What we do

We offer a cross-cultural service and learning trip for youth groups, college-age groups and families, all within an indigenous paradigm.

We plan all of the details, provide all of the resources, and work throughout the year to help you prepare your group to visit! We operate on a 4 year programming rotation that provides new content for your group to engage with each year. Although the teaching and activities change yearly, our heart for reconciliation and relationship remains consistent.

Slam Trips will focus on community service projects and not Vacation Bible School’s. Our desire is to see students come as learners to our culture, and with a servant’s heart. And we don’t believe you can be a very good learner if you’re doing the teaching. So, we will focus the energy of your groups in the direction of service projects, spiritual formation and cultural immersion.

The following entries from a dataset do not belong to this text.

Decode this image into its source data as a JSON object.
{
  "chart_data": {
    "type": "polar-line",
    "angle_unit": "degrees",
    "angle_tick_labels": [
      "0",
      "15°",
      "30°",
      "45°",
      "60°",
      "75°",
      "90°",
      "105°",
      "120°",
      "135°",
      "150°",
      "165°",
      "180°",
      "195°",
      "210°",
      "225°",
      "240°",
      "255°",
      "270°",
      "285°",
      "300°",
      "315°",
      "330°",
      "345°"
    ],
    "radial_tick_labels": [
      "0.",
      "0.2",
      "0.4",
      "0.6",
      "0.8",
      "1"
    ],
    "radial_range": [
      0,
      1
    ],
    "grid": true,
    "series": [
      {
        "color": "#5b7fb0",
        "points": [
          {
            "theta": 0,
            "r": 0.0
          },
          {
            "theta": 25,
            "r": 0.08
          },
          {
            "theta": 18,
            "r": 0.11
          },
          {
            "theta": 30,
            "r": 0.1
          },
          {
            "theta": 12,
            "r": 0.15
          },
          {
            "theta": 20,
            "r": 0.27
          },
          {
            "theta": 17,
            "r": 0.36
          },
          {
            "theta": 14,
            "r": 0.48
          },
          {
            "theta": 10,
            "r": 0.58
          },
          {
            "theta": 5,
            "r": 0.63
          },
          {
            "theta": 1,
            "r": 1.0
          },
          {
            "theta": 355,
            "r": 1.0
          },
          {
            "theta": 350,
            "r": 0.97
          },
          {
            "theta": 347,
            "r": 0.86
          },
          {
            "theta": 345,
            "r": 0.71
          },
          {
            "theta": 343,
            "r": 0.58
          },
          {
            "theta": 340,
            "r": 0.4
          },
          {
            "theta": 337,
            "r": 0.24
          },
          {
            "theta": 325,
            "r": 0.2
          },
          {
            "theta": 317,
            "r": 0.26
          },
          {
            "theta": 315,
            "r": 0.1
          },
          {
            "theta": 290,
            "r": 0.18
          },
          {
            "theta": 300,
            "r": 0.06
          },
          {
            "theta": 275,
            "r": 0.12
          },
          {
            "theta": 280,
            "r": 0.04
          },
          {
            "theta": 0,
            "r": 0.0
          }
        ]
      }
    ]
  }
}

We at S.L.A.M. TRIPS know how important it is for Youth Pastors/Leaders to be able to invest in their students while on service and learning trips, without having to worry about the days programs and activities. Because we live in that awareness, we take care of all the programmatic services, lodging, cultural activities and food for you while you are here, so you can focus your time and attention on your students social and spiritual growth.

Along with service projects such as chopping wood for elders, cleaning brush and garbage from yards, painting over graffiti and painting houses, we will also provide cultural orientation for your group given by local Native Americans, Pow-Wow’s (depending on what week you come), participation in a Native American worship service (guaranteed to be VERY different from the church service you’re used to), a traditional salmon and Indian fry bread dinner with singing and dancing from local Native youth. Based on the year, some examples of cultural immersion activities will include; tour of the Yakama Nation Museum and Cultural center, cooking smores over a fire pit at a locals house, a reservation tour, learning how to set up a tee pee, swimming in the Yakama River, learning traditional Yakama games and learning traditional crafts such as beadworking, native necklaces and earrings, or making tule mats.